Kantor Majelis Nurul Musthofa berada di Ciganjur, Jakarta Selatan. Orang yang kami temui adalah Zaenal, pengurus sekretariat. Menurut dia, pengajian ini semula dari rumah ke rumah. Ia semakin berkembang dari 50 masjid menjadi 250 masjid di wilayah Jakarta. Di laman resminya, Majelis Nurul Musthofa bisa membetot 50 ribu orang saban menggelar pengajian.

Habib Hasan Assegaf, pendiri Majelis Nurul Musthofa, ialah cucu dari tokoh ulama abad ke-18, Habib Abdullah bin Muhsin al-Attas. Ia juga keturunan Betawi dari pihak ayahnya, Habib Umar bin Ja’far Assegaf, seorang ulama di Petamburan, Tanah Abang, Jakarta Pusat.

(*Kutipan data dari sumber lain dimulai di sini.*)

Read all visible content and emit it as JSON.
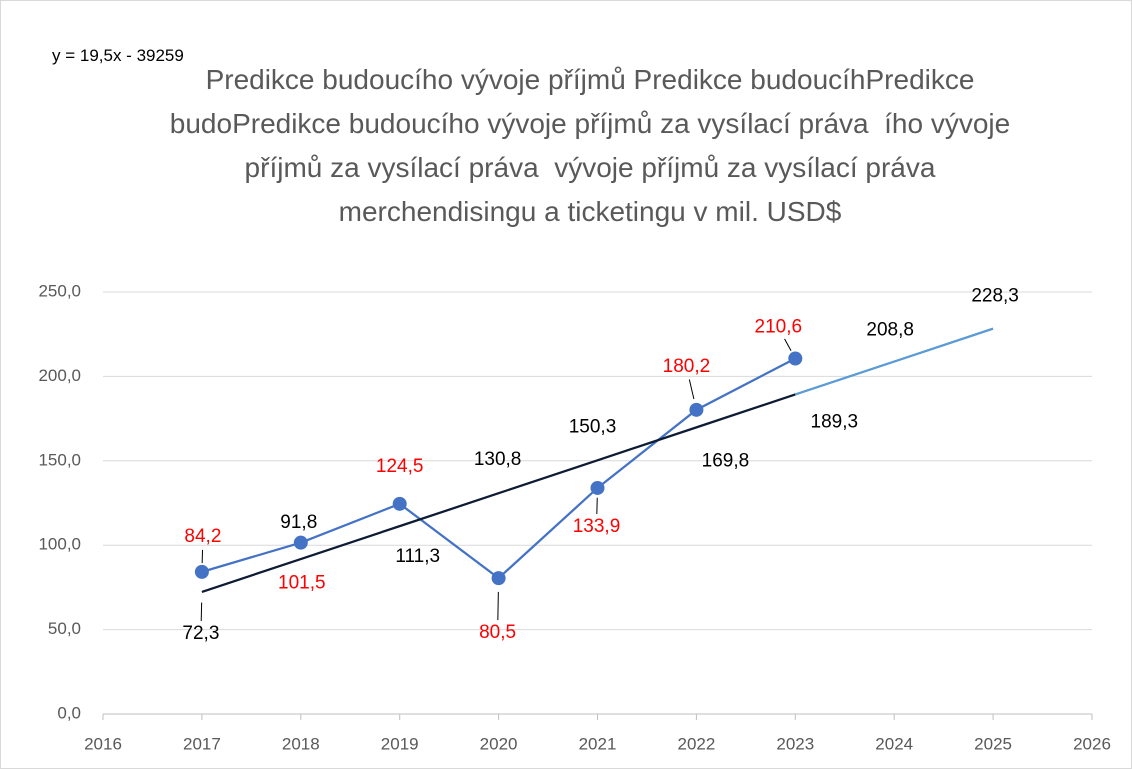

Seperti halnya Majelis Rasulullah, tujuan siar Islam Majelis Nurul Musthofa oleh Habib Hasan Assegaf untuk mendekatkan pengalaman-pengalaman akhlak Nabi kepada kalangan anak muda Jakarta. Karena itu, ada alasannya bila pengajiannya digelar saban malam minggu. Habib Hasan sendiri yang memberikan ceramah.

Pada malam pergantian tahun kemarin, Majelis Nurul Musthofa menggelar doa bersama di daerah Tanah Abang. Ribuan jemaah, dari anak muda sampai orang tua, menghadiri doa bersama itu, yang dipimpin langsung Habib Hasan. Mereka melantunkan salawat.

Menurut Zaenal, Majelis Nurul Musthofa juga hadir di Hong Kong, Malaysia, dan Singapura.

Majelis Taklim Habib Ali Kwitang

Nama pengajian Habib Ali Kwitang lebih dulu termasyhur ketimbang majelis lain yang muncul belakangan. Lokasi pengajiannya di The Islamic Center, nama lain untuk masjid Habib Kwitang. Letaknya tepat di depan rumah sutradara ternama Alwi Shahab, Jalan Kramat III, Gang Kembang, Jakarta Pusat. Masjid ini diresmikan Presiden Soeharto pada 1969. Kami menyambangi pengajiannya pada Minggu, 15 Desember lalu. Jemaahnya meluber hingga keluar masjid.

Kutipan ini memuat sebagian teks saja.